Joining the Taylor Music Center, the Yulman Theater and the Henle Dance Pavilion, the Feigenbaum Center for Visual Arts completes a vibrant arts corridor designed to attract not only students interested in the arts, but future engineers, physicists and chemists.
“Seeing first-hand what goes on in our studios undoubtedly will open possibilities for students that they may have never arrived at,” said Fernando Orellana, associate professor of visual arts.
Prior to the renovation, Orellana and the digital arts lab were based in the F.W. Olin Center. While that helped foster interdisciplinary research because of the proximity to engineering, moving the lab to the new space offers additional opportunities.
“Now the engineering and science students and faculty are coming over to the Visual Arts building, which further exposes them to creativity, not just from digital art, but from all the other disciplines as well,” he said.
Lorraine Cox, associate professor of visual arts and director of faculty development, said the new space creates a more cohesive atmosphere for the 13 faculty and staff that comprise the Department of Visual Arts.
“People can now see the diversity of what we have to offer,” she said.
The department is planning a series of events throughout the academic year to celebrate the new space.

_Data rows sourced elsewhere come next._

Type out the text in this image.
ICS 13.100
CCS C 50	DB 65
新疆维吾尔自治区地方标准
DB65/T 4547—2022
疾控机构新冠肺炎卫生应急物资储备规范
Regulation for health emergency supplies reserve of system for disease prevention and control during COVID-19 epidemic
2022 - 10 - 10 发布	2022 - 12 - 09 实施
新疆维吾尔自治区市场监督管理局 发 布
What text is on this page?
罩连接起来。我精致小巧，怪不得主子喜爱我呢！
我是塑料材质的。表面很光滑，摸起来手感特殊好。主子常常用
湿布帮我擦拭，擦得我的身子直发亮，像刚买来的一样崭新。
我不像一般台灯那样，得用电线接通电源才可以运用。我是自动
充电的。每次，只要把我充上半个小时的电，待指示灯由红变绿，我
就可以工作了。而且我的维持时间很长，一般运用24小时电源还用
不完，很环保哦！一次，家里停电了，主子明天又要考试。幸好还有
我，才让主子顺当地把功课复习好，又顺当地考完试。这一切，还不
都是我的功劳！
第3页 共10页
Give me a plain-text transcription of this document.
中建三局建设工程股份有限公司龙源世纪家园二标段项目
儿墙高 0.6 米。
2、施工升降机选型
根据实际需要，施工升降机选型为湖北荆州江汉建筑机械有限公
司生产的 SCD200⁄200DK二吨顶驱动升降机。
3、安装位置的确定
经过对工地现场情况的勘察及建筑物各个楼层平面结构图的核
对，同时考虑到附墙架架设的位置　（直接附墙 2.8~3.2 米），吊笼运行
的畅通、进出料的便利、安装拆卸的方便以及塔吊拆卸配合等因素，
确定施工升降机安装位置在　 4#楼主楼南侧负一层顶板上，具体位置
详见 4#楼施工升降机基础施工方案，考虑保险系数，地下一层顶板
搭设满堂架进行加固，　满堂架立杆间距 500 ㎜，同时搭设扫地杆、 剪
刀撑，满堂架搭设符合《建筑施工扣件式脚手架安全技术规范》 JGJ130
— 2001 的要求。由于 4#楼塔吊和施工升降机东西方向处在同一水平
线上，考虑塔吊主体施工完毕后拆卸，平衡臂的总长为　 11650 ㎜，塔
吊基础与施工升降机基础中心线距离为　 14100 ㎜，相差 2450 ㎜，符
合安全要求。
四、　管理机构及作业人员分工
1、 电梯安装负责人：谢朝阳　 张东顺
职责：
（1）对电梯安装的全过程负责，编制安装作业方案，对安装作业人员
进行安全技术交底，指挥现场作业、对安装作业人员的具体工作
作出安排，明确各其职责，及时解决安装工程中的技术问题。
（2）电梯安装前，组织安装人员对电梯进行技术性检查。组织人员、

The exhibits will showcase the works of students and alumni. For more information, click here.
Faculty and staff worked closely with Facilities Services, Academic Affairs and architects on the project. The department was scattered all over campus during the renovation. Some changes to the curriculum were also necessary to accommodate the renovations.
“Our new art building sings,” said Sandy Wimer, a senior lecturer who teaches printmaking, drawing, etching and design.
“It was worth all the blood, sweat and tears it took to make it the wonderful environment I think it will be for students to create all kinds of art.”